I was just driven to learn, to grow, to make mistakes, to ask questions, to be in new places, to be exposed to new thinking, pick up new systems, adopt new ways of working…. Dopamine!!!

So, here I am 2yrs in at nib. I will be honest and say that I have reached out to people about internal roles that match my passions so well, I have reached out to acquaintances about external flexible roles that meet the needs of my family, I have looked to see what else is out there to satisfy my curiosity…but I have not updated my cv. This is a major change for me, this is breaking a 14yr habit.

I am choosing to stay put. I am choosing nib, choosing my teamies, my boss, my routine, the office, the systems, the learnings, the growth, the mistakes. I have realised that I don’t need to find these things elsewhere anymore, they are all here.

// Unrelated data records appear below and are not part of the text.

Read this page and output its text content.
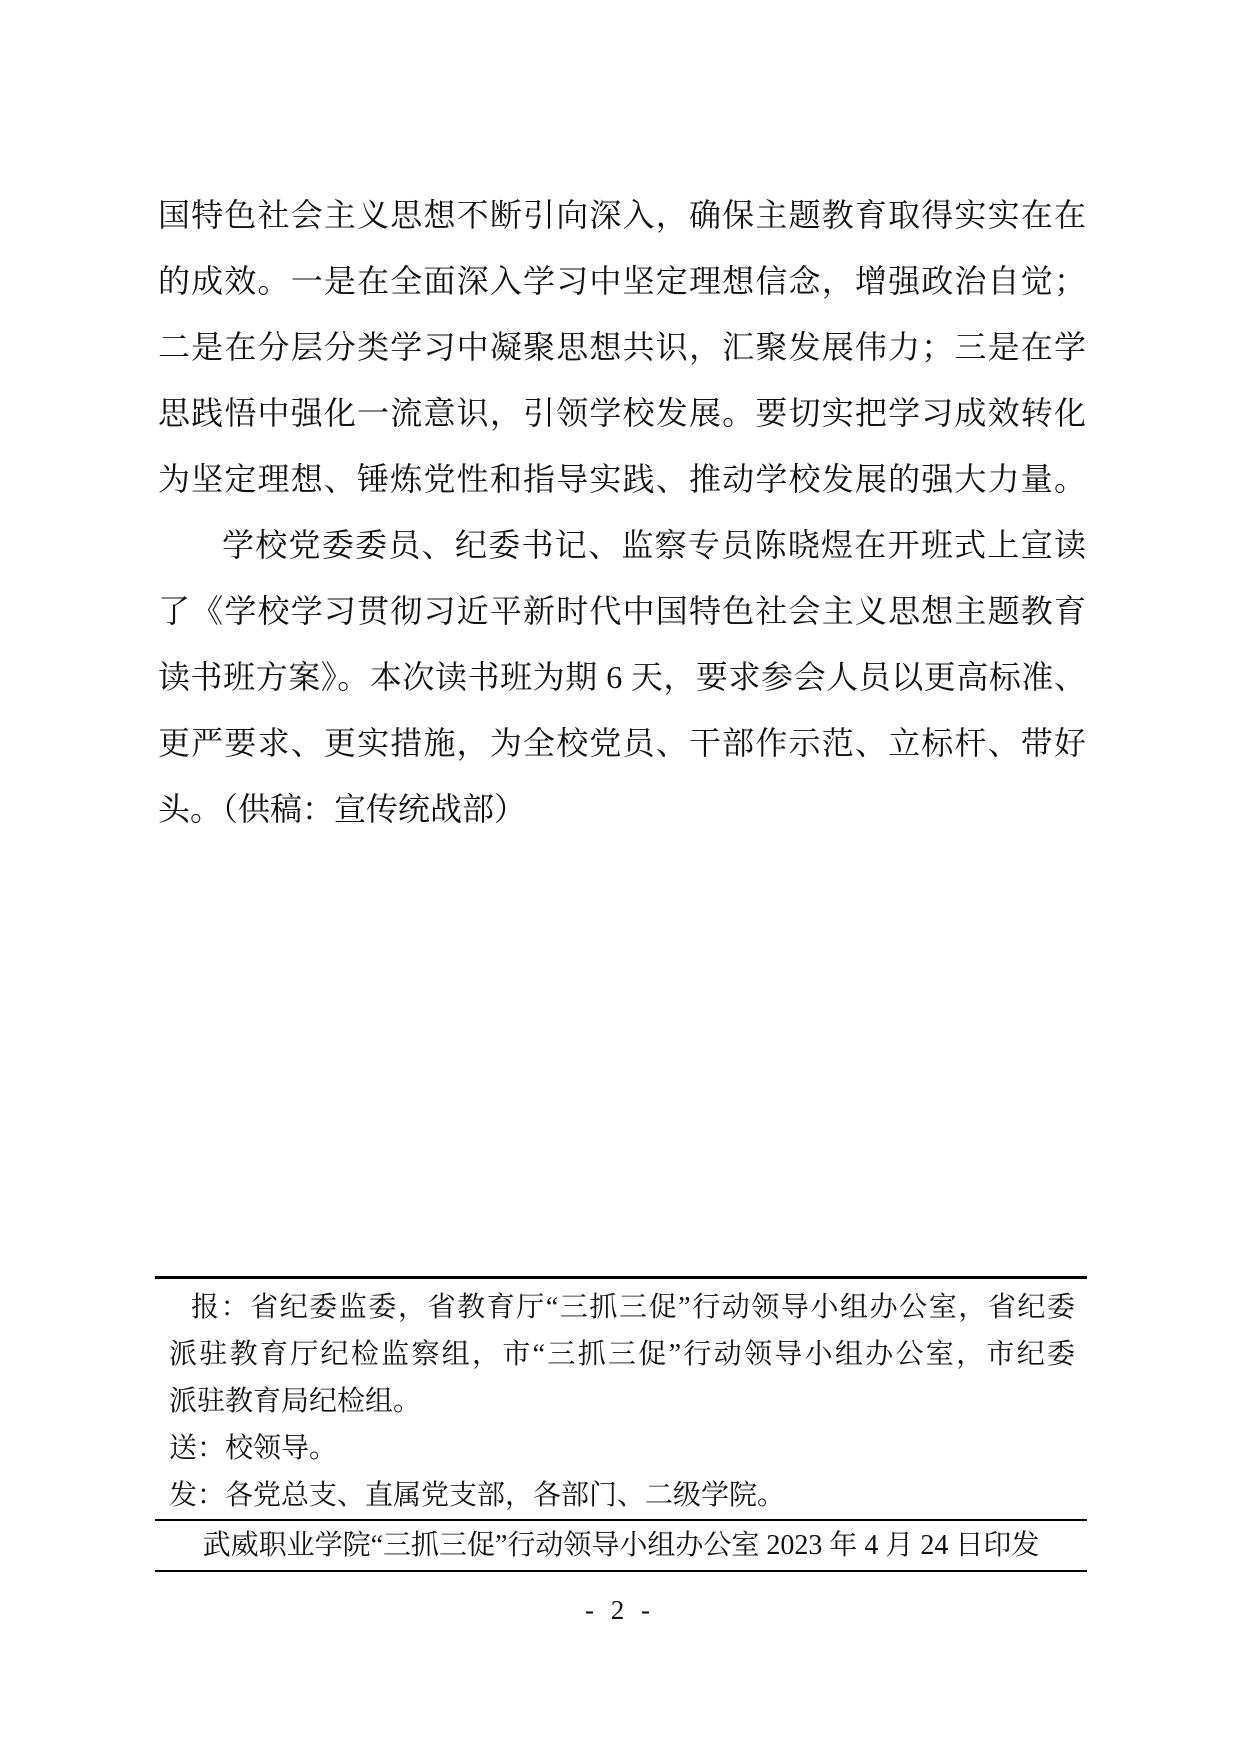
国特色社会主义思想不断引向深入，确保主题教育取得实实在在

的成效。一是在全面深入学习中坚定理想信念，增强政治自觉；

二是在分层分类学习中凝聚思想共识，汇聚发展伟力；三是在学

思践悟中强化一流意识，引领学校发展。要切实把学习成效转化

为坚定理想、锤炼党性和指导实践、推动学校发展的强大力量。

学校党委委员、纪委书记、监察专员陈晓煜在开班式上宣读

了《学校学习贯彻习近平新时代中国特色社会主义思想主题教育

读书班方案》。本次读书班为期 6 天，要求参会人员以更高标准、

更严要求、更实措施，为全校党员、干部作示范、立标杆、带好

头。（供稿：宣传统战部）

报：省纪委监委，省教育厅“三抓三促”行动领导小组办公室，省纪委

派驻教育厅纪检监察组，市“三抓三促”行动领导小组办公室，市纪委

派驻教育局纪检组。

送：校领导。

发：各党总支、直属党支部，各部门、二级学院。

武威职业学院“三抓三促”行动领导小组办公室 2023 年 4 月 24 日印发

- 2 -
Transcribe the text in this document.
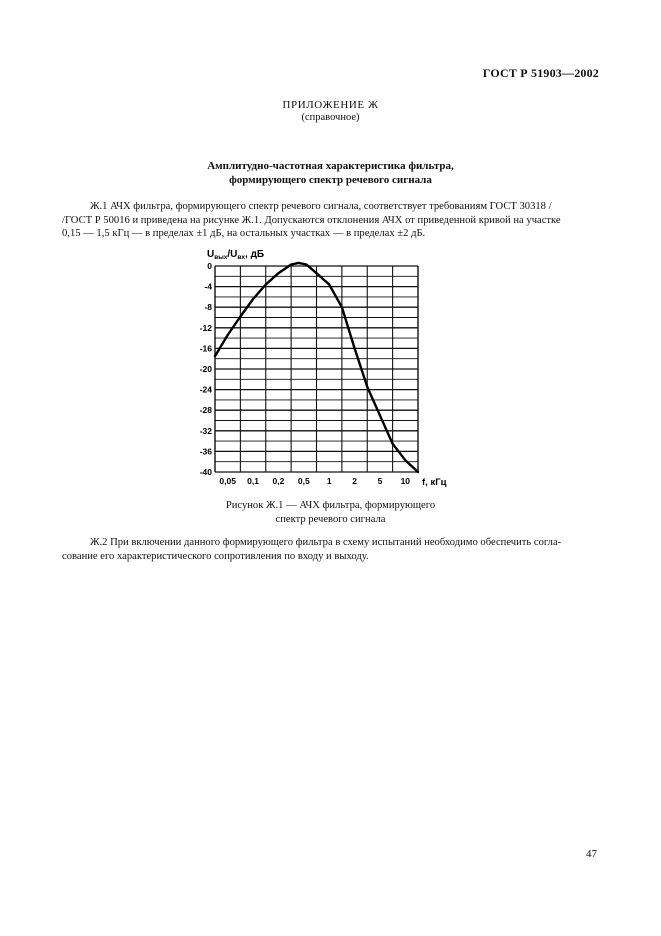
ГОСТ Р 51903—2002
ПРИЛОЖЕНИЕ Ж
(справочное)
Амплитудно-частотная характеристика фильтра,
формирующего спектр речевого сигнала

Ж.1 АЧХ фильтра, формирующего спектр речевого сигнала, соответствует требованиям ГОСТ 30318 /

/ГОСТ Р 50016 и приведена на рисунке Ж.1. Допускаются отклонения АЧХ от приведенной кривой на участке
0,15 — 1,5 кГц — в пределах ±1 дБ, на остальных участках — в пределах ±2 дБ.
$U_{вых}/U_{вх}$, дБ
0
-4
-8
-12
-16
-20
-24
-28
-32
-36
-40
0,05 0,1 0,2 0,5 1 2 5 10 f, кГц
Рисунок Ж.1 — АЧХ фильтра, формирующего
спектр речевого сигнала

Ж.2 При включении данного формирующего фильтра в схему испытаний необходимо обеспечить согла-

сование его характеристического сопротивления по входу и выходу.
47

In fact they always were there in every role, I just didn’t know it. But now I have the knowledge about myself, the explanation of my ‘stints’, plus I have an employer that truly lets me be me and asks if I’m ok. Just yesterday I was asked: “Do you want to keep your nine day fortnight or change it somehow?” – that means so much, to be asked not told. It isn’t a set and forget arrangement, it’s a regular check in. It signifies an understanding that situations and needs change. And sometimes they don’t. Happy 2yrs+ to me!